La última vez que el gato apareció en la pista fue en marzo. Una vez más era Jacobs el que aterrizaba. Comunicó que disminuía la presión del aceite y que intentaría volver a la base.

El mayor Robert Rider se había dirigido precipitadamente hacia el control móvil al enterarse de que se había declarado una emergencia. De ésta no se escapa, pensó, voy a ver morir a Jacobs. Cerró la puerta de vidrio tras de sí en el momento en que el piloto preguntaba:

-¿Estará ahí el gato por casualidad?

Rider cogió los prismáticos y escudriñó el extremo de la pista. El gato persa esperaba tranquilamente sentado.

-El gato está aquí -dijo seriamente el comandante del escuadrón al oficial de control móvil, y con la misma seriedad la información fue transmitida a Jacobs.

-Presión del aceite cero -dijo con calma el piloto. Luego agregó-: Se ha parado el motor, la palanca de mando está trabada. Intentaré aterrizar con la bomba hidráulica de emergencia. -Un momento después dijo repentinamente-: No lo conseguiré. Voy a saltar.

Hizo girar el avión hacia el bosque del Oeste y salió expulsado de la carlinga. Dos minutos después se encontraba tendido sobre el barro congelado de un campo arado, su paracaídas se posó alrededor suyo como una blanca mariposa cansada. Había sido cuestión de minutos.

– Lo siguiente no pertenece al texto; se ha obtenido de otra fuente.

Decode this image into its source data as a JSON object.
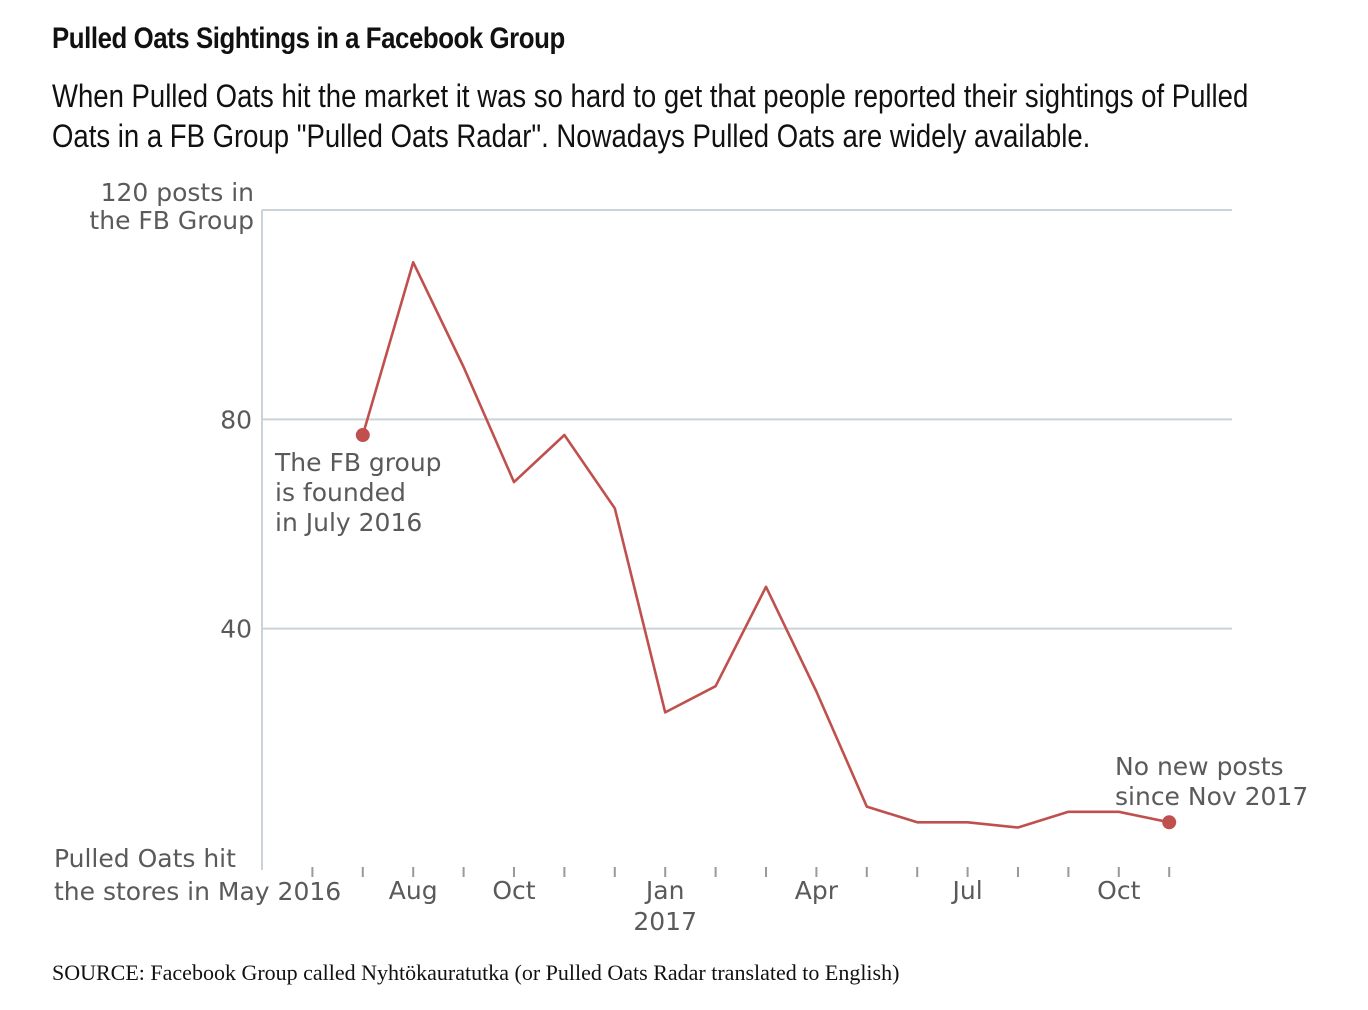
{
  "header": {
    "title": "Pulled Oats Sightings in a Facebook Group",
    "subtitle_lines": [
      "When Pulled Oats hit the market it was so hard to get that people reported their sightings of Pulled",
      "Oats in a FB Group \"Pulled Oats Radar\". Nowadays Pulled Oats are widely available."
    ]
  },
  "source": "SOURCE: Facebook Group called Nyhtökauratutka (or Pulled Oats Radar translated to English)",
  "colors": {
    "line": "#c0504d",
    "grid": "#c9d3d9",
    "axis_text": "#5a5a5a"
  },
  "chart_data": {
    "type": "line",
    "ylabel_lines": [
      "120 posts in",
      "the FB Group"
    ],
    "ylim": [
      0,
      120
    ],
    "y_ticks": [
      40,
      80
    ],
    "gridlines": [
      40,
      80,
      120
    ],
    "grid": true,
    "x_start_label_lines": [
      "Pulled Oats hit",
      "the stores in May 2016"
    ],
    "x_tick_labels": [
      {
        "month": "2016-08",
        "label": "Aug"
      },
      {
        "month": "2016-10",
        "label": "Oct"
      },
      {
        "month": "2017-01",
        "label": "Jan",
        "sub": "2017"
      },
      {
        "month": "2017-04",
        "label": "Apr"
      },
      {
        "month": "2017-07",
        "label": "Jul"
      },
      {
        "month": "2017-10",
        "label": "Oct"
      }
    ],
    "x": [
      "2016-07",
      "2016-08",
      "2016-09",
      "2016-10",
      "2016-11",
      "2016-12",
      "2017-01",
      "2017-02",
      "2017-03",
      "2017-04",
      "2017-05",
      "2017-06",
      "2017-07",
      "2017-08",
      "2017-09",
      "2017-10",
      "2017-11"
    ],
    "values": [
      77,
      110,
      90,
      68,
      77,
      63,
      24,
      29,
      48,
      28,
      6,
      3,
      3,
      2,
      5,
      5,
      3
    ],
    "annotations": [
      {
        "month": "2016-07",
        "lines": [
          "The FB group",
          "is founded",
          "in July 2016"
        ]
      },
      {
        "month": "2017-11",
        "lines": [
          "No new posts",
          "since Nov 2017"
        ]
      }
    ]
  }
}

Más tarde el consejo de investigación descubrió que el avión se había estrellado con los dos sistemas hidráulicos completamente trabados. La bomba de emergencia para el aceite había fallado antes de llegar a tierra y los controles se hallaban totalmente fijos y era imposible moverlos. Jacobs fue felicitado por su buen criterio al no intentar aterrizar.

Pero todo eso iba a suceder después. Mientras el paracaídas de Jacobs desaparecía tras una suave colina, Rider enfocó los prismáticos en dirección al gato persa color gris, que de repente se puso de pie y se estiró con placer, enterrando las garras en la congelada tierra. Advirtió que el gato no era una escultura perfecta. Por su lado izquierdo, desde las costillas al hombro, se extendía una ancha cicatriz blanca que la piel gris batalla no podía esconder mientras se estiraba. La hermosa cabeza se volvió y los ojos color ámbar miraron directamente al comandante del 167 Escuadrón Táctico de Cazas.

El gato parpadeó una vez, lentamente, casi se podría decir divertido, y se alejó caminando para desaparecer por última vez entre la hierba.